Grapevine, Texas, which calls itself "the Christmas Capital of Texas," welcomes more than a million visitors a year, many repeat guests, to its 1,400 events, which started Nov. 10 and end on New Year's Day. That there is no real snow won't stop kids from snow-tubing on bona-fide ice slides at the Gaylord Texan Resort.

The nonprofit Callaway Gardens in Pine Mountain, Ga., opened its 25th Anniversary "Fantasy in Lights" on Nov 18. Families return year after year to visit Snowflake Valley and the Magical Christmas Garden, holiday light displays that tell stories. There's also a new attraction, "Snow Day."

 

Many make it a holiday tradition to take the kids on a special "Polar Express," train ride, recreating the classic holiday story. Try Rhode Island, Arizona or Colorado.
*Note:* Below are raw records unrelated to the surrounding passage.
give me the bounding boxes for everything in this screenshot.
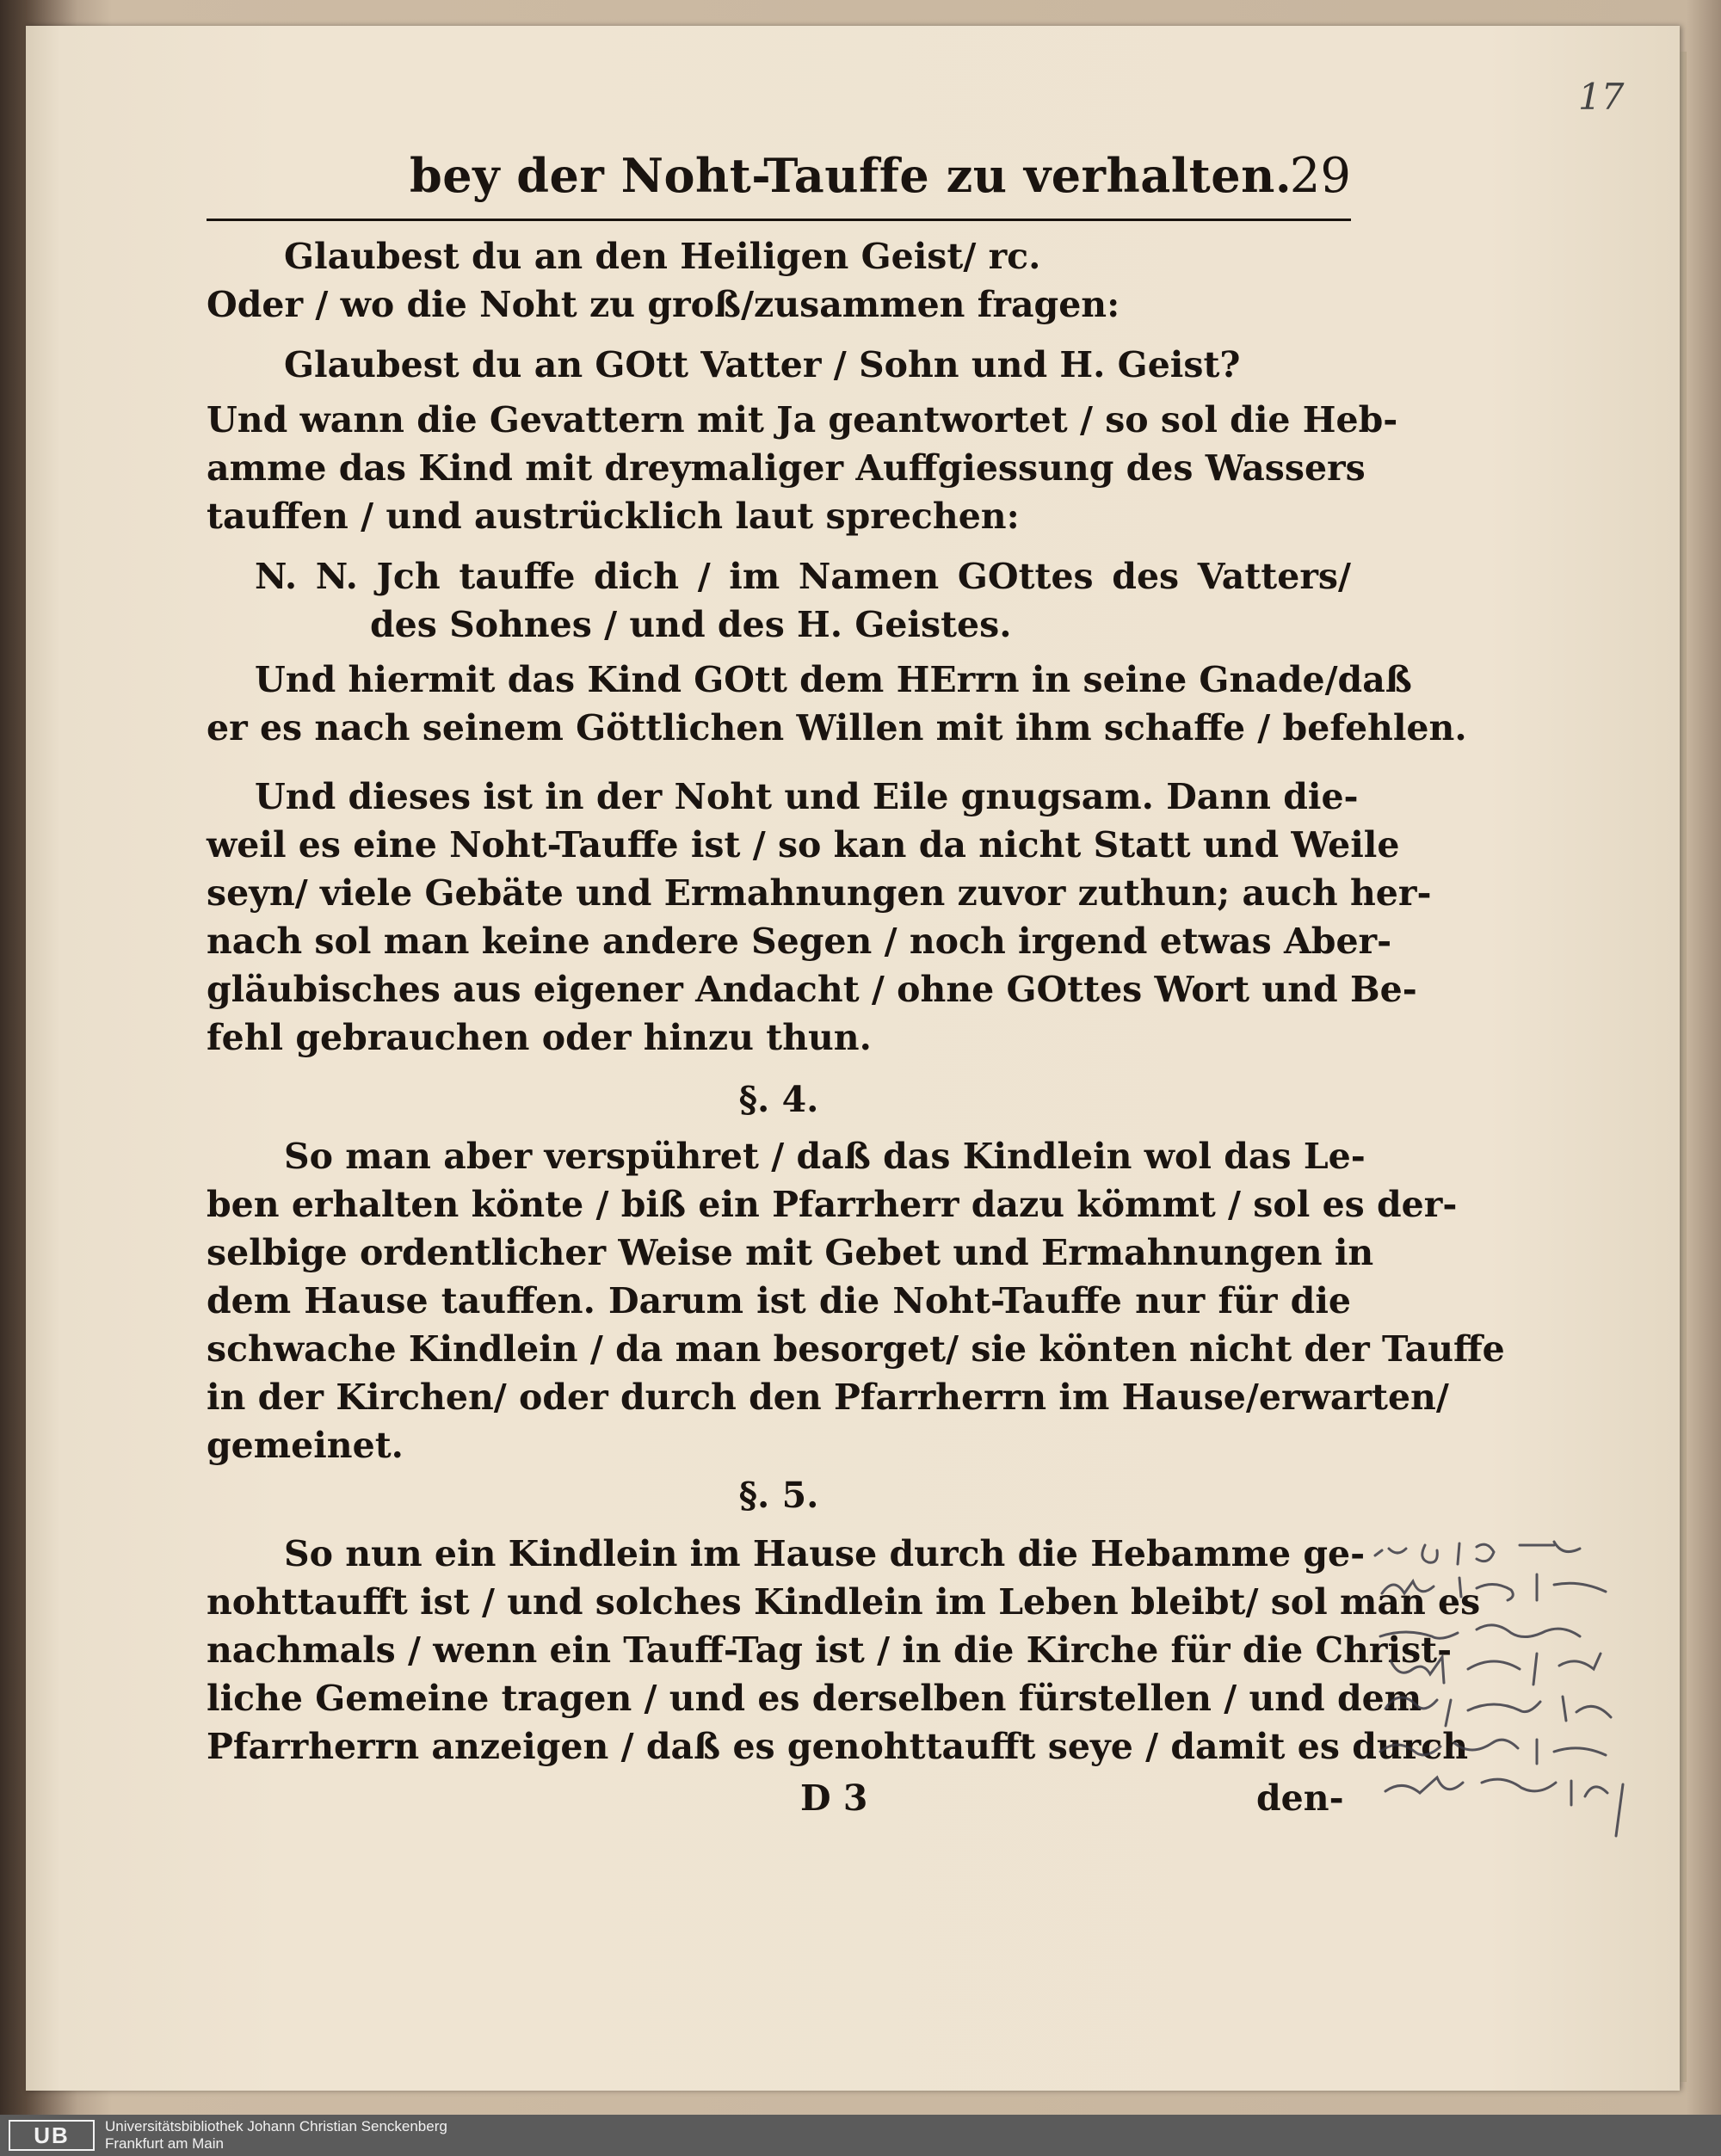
text-line: So man aber verspühret / daß das Kindlein wol das Le- <box>284 1136 1366 1177</box>
text-line: schwache Kindlein / da man besorget/ sie könten nicht der Tauffe <box>207 1328 1505 1370</box>
section-mark: §. 5. <box>738 1475 819 1516</box>
text-line: des Sohnes / und des H. Geistes. <box>370 604 1012 645</box>
text-line: Und wann die Gevattern mit Ja geantwortet / so sol die Heb- <box>207 399 1398 440</box>
signature-mark: D 3 <box>800 1777 868 1819</box>
footer-bar <box>0 2115 1721 2156</box>
text-line: dem Hause tauffen. Darum ist die Noht-Tauffe nur für die <box>207 1280 1351 1321</box>
library-logo: UB <box>9 2120 95 2151</box>
text-line: Glaubest du an den Heiligen Geist/ rc. <box>284 236 1041 277</box>
page-number: 29 <box>1289 148 1351 204</box>
text-line: weil es eine Noht-Tauffe ist / so kan da nicht Statt und Weile <box>207 824 1400 865</box>
handwritten-marginalia <box>1365 1540 1675 1919</box>
text-line: tauffen / und austrücklich laut sprechen: <box>207 496 1020 537</box>
catchword: den- <box>1256 1777 1344 1819</box>
text-line: gläubisches aus eigener Andacht / ohne GOttes Wort und Be- <box>207 969 1417 1010</box>
text-line: nohttaufft ist / und solches Kindlein im Leben bleibt/ sol man es <box>207 1581 1481 1623</box>
institution-city: Frankfurt am Main <box>105 2135 224 2152</box>
text-line: in der Kirchen/ oder durch den Pfarrherrn im Hause/erwarten/ <box>207 1377 1449 1418</box>
running-title: bey der Noht-Tauffe zu verhalten. <box>410 148 1292 203</box>
text-line: seyn/ viele Gebäte und Ermahnungen zuvor zuthun; auch her- <box>207 872 1432 914</box>
text-line: Glaubest du an GOtt Vatter / Sohn und H. Geist? <box>284 344 1241 385</box>
text-line: nach sol man keine andere Segen / noch irgend etwas Aber- <box>207 921 1392 962</box>
page-header <box>207 148 1351 217</box>
text-line: amme das Kind mit dreymaliger Auffgiessung des Wassers <box>207 447 1366 489</box>
text-line: ben erhalten könte / biß ein Pfarrherr dazu kömmt / sol es der- <box>207 1184 1458 1225</box>
text-line: So nun ein Kindlein im Hause durch die Hebamme ge- <box>284 1533 1366 1574</box>
text-line: fehl gebrauchen oder hinzu thun. <box>207 1017 872 1058</box>
text-line: liche Gemeine tragen / und es derselben fürstellen / und dem <box>207 1678 1422 1719</box>
institution-name: Universitätsbibliothek Johann Christian Senckenberg <box>105 2118 447 2134</box>
section-mark: §. 4. <box>738 1079 819 1120</box>
text-line: Oder / wo die Noht zu groß/zusammen fragen: <box>207 284 1120 325</box>
text-line: Pfarrherrn anzeigen / daß es genohttaufft seye / damit es durch <box>207 1726 1469 1767</box>
text-line: Und dieses ist in der Noht und Eile gnugsam. Dann die- <box>255 776 1359 817</box>
text-line: er es nach seinem Göttlichen Willen mit ihm schaffe / befehlen. <box>207 707 1467 748</box>
text-line: Und hiermit das Kind GOtt dem HErrn in seine Gnade/daß <box>255 659 1412 700</box>
library-credit <box>105 2118 447 2153</box>
header-rule <box>207 219 1351 221</box>
text-line: N. N. Jch tauffe dich / im Namen GOttes des Vatters/ <box>255 556 1351 597</box>
text-line: selbige ordentlicher Weise mit Gebet und Ermahnungen in <box>207 1232 1374 1273</box>
text-line: nachmals / wenn ein Tauff-Tag ist / in die Kirche für die Christ- <box>207 1629 1453 1671</box>
folio-stamp: 17 <box>1578 76 1625 118</box>
text-line: gemeinet. <box>207 1425 404 1466</box>
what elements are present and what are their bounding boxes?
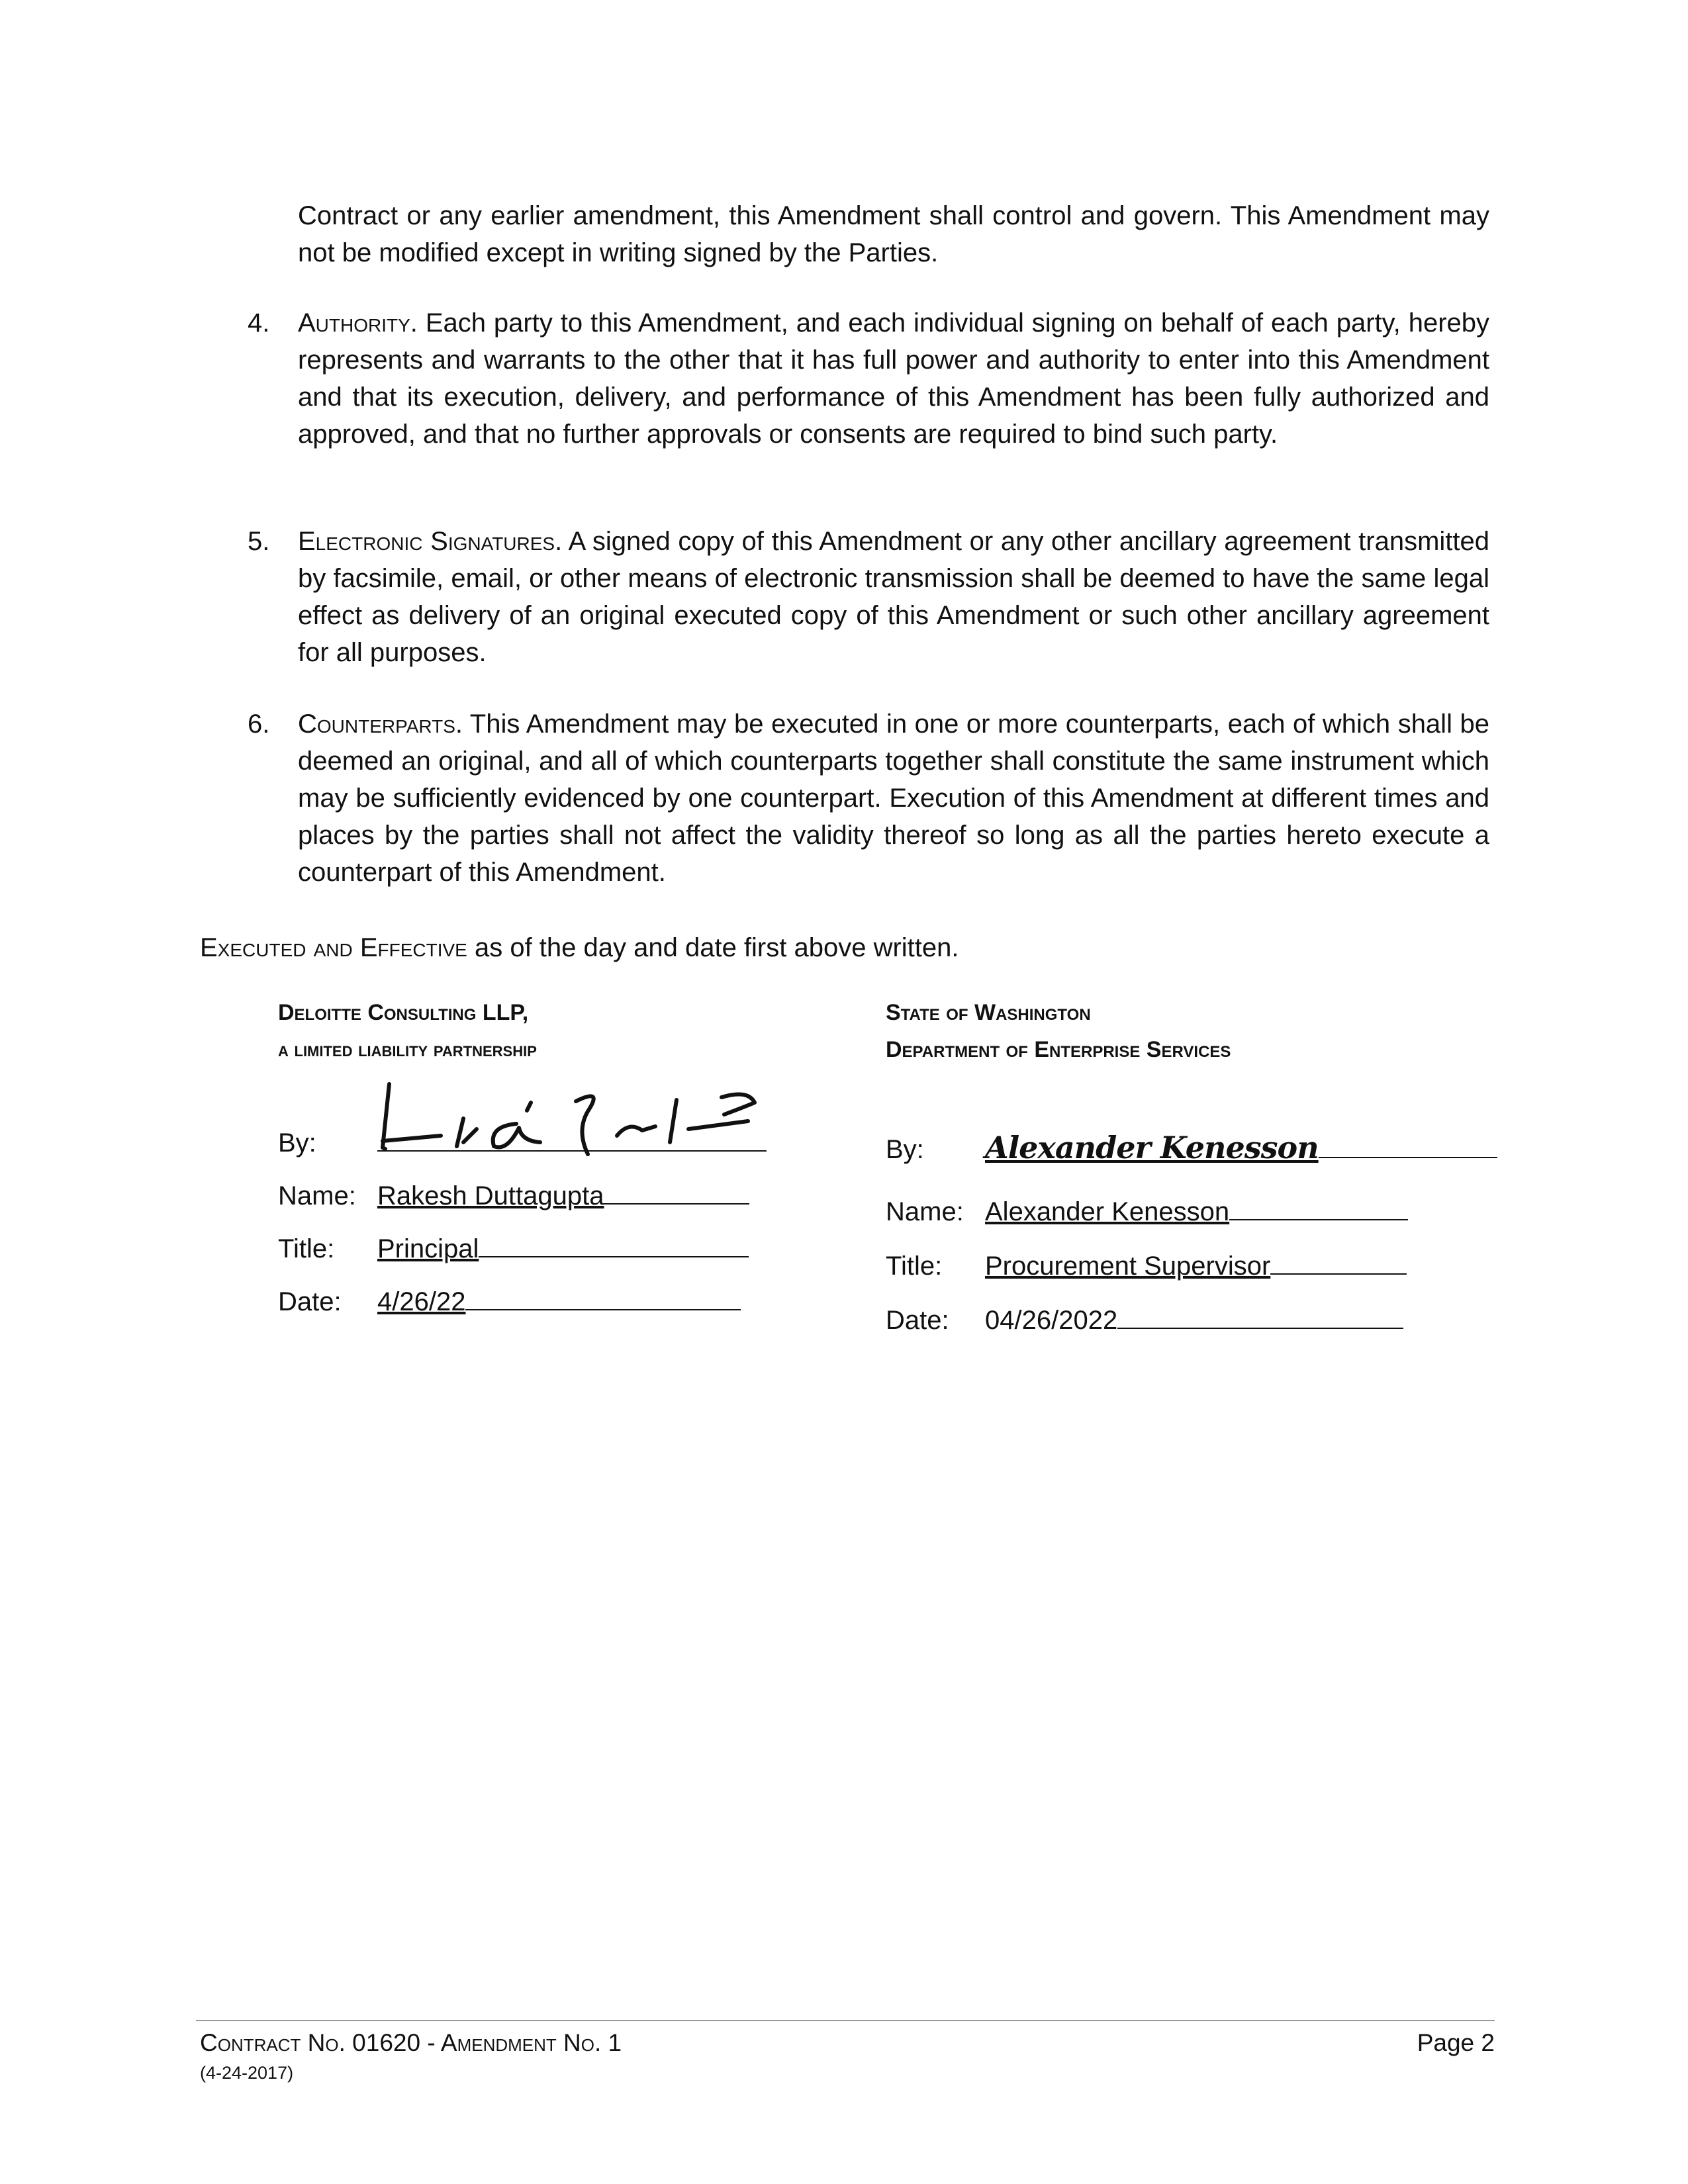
left-name-label: Name:: [278, 1181, 356, 1210]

The California Academy of Sciences is presenting its annual and very popular "Tis the Season for Science" event where you have the chance to learn some holiday-related science facts, like how reindeer find food beneath the snow. Did you know their unique adaptions help them travel up to 3,000 miles a year, farther than any other land mammal? Yes, there are live reindeer on hand!

At Chicago's Museum of Science and Industry, the Christmas Around the World and Holiday of Light tradition began in 1942 with a single tree newly decorated daily for 12 days to represent the countries fighting alongside America during World War II. Today, the exhibit, which opened Nov. 17, still aims to bring together ethnic customs with more than 50 trees presenting holiday traditions from around the world, decorated with the help of more than 3,500 community volunteers.

And in New York, at the American Museum of Natural History, the famous 13-foot-tall Origami Holiday Tree continues to delight visitors, as it has for more than 40 years. This year the tree is decorated with 1,000 handmade origami models inspired by items in the museum's collections, all created by local, national and international origami artists. The theme is "Dinosaurs among us," and there's everything from feathered dinosaurs to alligator hatchlings, to modern birds.